Blossom

I dreamed last night that Julianna had to have surgery that was likely to kill her.

I don’t have these dreams about my other kids. It must be some subconscious manifestation of the worries unique to special needs parenting. In that dream, Julianna came running over to me laughing, and I hugged her close, drinking in the feel of her and the sight of her long lashes and beautiful eyes and gleaming hair, letting the life in her fill my senses.

Things are changing for Julianna. She’s growing, sneaking up on milestones…like the first lost tooth. And writing her name:

The other morning, we were trying to catch up on homework–they receive a packet for the month, and in November we didn’t stay on top of it. This particular assignment was to write ten items she sees around the house. For the first four, I cued her phonetically for what letter came next, but she seemed to be almost anticipating me. When we started to write “ball,” I decided just to see what she would do. That girl wrote b-a-l-l without one hesitation or one cue. “CHRISTIAN BASI!” I yelled to my husband, who was over in the corner reading the paper. I think he thought he was in trouble. “SHE JUST WROTE ‘BALL’ WITHOUT ME EVEN TELLING HER WHAT LETTERS TO WRITE!”

And yet she still signs and whimpers pathetically, “Help!” every time she has to start her homework. She really wants someone touching her hand.

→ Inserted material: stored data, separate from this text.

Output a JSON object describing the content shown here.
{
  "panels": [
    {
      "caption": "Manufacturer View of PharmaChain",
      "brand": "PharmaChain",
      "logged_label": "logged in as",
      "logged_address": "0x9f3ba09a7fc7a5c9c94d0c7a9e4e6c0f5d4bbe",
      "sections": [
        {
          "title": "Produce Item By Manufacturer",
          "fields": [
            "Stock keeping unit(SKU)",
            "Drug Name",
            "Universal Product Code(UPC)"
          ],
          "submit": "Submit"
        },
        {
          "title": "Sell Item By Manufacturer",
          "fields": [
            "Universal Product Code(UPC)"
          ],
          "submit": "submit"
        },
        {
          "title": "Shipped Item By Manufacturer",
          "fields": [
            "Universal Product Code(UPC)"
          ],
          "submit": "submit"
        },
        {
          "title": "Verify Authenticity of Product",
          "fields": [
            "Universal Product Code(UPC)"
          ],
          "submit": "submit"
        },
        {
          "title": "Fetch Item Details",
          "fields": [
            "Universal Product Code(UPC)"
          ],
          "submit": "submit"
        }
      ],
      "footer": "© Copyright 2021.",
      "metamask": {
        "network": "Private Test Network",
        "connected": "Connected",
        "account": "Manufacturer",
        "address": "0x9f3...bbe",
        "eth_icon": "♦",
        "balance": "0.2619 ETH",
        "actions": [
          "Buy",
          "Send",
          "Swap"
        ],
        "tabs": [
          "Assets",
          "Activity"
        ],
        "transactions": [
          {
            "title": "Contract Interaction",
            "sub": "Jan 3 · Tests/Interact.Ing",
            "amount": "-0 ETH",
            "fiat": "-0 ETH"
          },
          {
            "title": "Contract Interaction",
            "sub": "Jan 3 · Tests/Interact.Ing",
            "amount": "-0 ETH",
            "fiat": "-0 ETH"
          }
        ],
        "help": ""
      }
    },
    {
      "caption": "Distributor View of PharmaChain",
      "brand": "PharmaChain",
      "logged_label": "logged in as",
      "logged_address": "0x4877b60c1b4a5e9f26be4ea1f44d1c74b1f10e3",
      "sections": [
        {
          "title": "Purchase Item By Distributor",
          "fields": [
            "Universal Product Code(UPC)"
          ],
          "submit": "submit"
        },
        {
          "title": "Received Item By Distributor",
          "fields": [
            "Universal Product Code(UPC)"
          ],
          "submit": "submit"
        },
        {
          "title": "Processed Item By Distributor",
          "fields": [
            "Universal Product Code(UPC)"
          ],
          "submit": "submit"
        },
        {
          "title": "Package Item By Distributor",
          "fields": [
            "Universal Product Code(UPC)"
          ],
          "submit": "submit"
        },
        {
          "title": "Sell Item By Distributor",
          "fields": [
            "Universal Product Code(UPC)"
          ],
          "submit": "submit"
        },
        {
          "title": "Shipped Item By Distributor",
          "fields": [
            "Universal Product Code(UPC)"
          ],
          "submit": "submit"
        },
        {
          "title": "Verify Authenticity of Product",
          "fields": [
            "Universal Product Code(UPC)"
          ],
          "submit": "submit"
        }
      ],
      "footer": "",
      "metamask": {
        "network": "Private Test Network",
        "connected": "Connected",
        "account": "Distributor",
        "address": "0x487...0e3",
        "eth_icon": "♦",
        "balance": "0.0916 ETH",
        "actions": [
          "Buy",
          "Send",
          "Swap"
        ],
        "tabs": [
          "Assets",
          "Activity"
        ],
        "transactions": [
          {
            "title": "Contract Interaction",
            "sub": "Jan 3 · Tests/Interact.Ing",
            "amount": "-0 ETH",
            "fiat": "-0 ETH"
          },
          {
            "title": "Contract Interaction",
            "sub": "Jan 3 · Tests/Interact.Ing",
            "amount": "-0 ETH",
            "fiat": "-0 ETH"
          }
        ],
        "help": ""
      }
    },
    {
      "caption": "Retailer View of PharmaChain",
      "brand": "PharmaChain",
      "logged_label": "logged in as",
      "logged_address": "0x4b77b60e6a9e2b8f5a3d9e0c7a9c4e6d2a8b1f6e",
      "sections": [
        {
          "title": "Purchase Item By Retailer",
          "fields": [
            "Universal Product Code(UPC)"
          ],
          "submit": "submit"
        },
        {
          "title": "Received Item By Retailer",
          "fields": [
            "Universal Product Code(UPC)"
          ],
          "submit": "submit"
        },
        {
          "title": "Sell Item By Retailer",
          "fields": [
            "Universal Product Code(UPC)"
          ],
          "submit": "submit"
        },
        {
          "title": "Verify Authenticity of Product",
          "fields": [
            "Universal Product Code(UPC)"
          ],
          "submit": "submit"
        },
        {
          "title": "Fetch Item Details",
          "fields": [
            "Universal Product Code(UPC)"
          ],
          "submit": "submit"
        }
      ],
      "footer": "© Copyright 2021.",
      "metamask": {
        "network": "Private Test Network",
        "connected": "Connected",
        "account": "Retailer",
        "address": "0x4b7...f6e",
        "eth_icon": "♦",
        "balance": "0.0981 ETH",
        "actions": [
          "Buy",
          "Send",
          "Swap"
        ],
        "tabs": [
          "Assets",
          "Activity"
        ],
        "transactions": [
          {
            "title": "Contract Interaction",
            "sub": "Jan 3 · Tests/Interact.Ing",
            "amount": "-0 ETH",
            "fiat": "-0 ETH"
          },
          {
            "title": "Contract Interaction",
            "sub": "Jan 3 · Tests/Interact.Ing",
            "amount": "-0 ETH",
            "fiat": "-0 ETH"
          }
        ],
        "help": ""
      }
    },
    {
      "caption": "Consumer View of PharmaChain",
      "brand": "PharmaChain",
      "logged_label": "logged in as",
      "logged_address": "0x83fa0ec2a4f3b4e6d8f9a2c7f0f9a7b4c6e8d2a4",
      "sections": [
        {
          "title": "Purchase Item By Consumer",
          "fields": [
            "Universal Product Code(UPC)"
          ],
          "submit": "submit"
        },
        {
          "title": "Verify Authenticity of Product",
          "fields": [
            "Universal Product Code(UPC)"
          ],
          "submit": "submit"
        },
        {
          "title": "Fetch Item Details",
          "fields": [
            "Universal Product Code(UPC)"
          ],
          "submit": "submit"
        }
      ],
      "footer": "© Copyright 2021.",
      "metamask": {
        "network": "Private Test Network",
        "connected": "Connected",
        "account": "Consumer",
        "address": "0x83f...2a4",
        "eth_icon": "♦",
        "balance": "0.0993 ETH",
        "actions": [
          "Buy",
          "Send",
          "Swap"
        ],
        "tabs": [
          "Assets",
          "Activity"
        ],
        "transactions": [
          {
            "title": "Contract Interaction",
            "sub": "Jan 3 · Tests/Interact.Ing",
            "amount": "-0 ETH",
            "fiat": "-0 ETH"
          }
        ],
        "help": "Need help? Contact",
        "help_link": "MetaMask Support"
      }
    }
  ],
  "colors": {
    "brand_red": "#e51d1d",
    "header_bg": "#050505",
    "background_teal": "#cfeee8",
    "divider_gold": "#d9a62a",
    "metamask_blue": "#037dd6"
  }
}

It’s so easy to underestimate her abilities because she doesn’t exactly talk yet–although she has hundreds of words now, they’re just not always understandable, and she isn’t putting together complex sentences, only word pairs, like a beginning speaker. Most of the time when she does try to communicate something, we have no idea what she means. It must be so frustrating, but she stays good-natured about it.

She has names for everyone in the family now: “Bah-ee” and “Da-ee,” “Bappa” (Grandma and Grandpa, inclusively), “Ah-lee” and “Koh-lee” (Alex and Nicholas), and of course, no one ever mistakes “Bah-khoh Bah- khoh Bah- khoh!” ….because she screams at Michael dozens of times every day. I can’t decide which of them is actually the guilty party in the Roommate Wars.

Speech or not, she is beginning to grow into her own, with dozens of words she knows by sight and a goofy, kindergartener’s sense of humor.

My long-term fears haven’t gone anywhere; no doubt they explain the early morning dream. But she’s blossoming these days, transforming from the child I love fiercely but don’t really understand into a full-fledged big kid, one who is poised to spread her wings and fly…as long as I pay attention and give her the chance.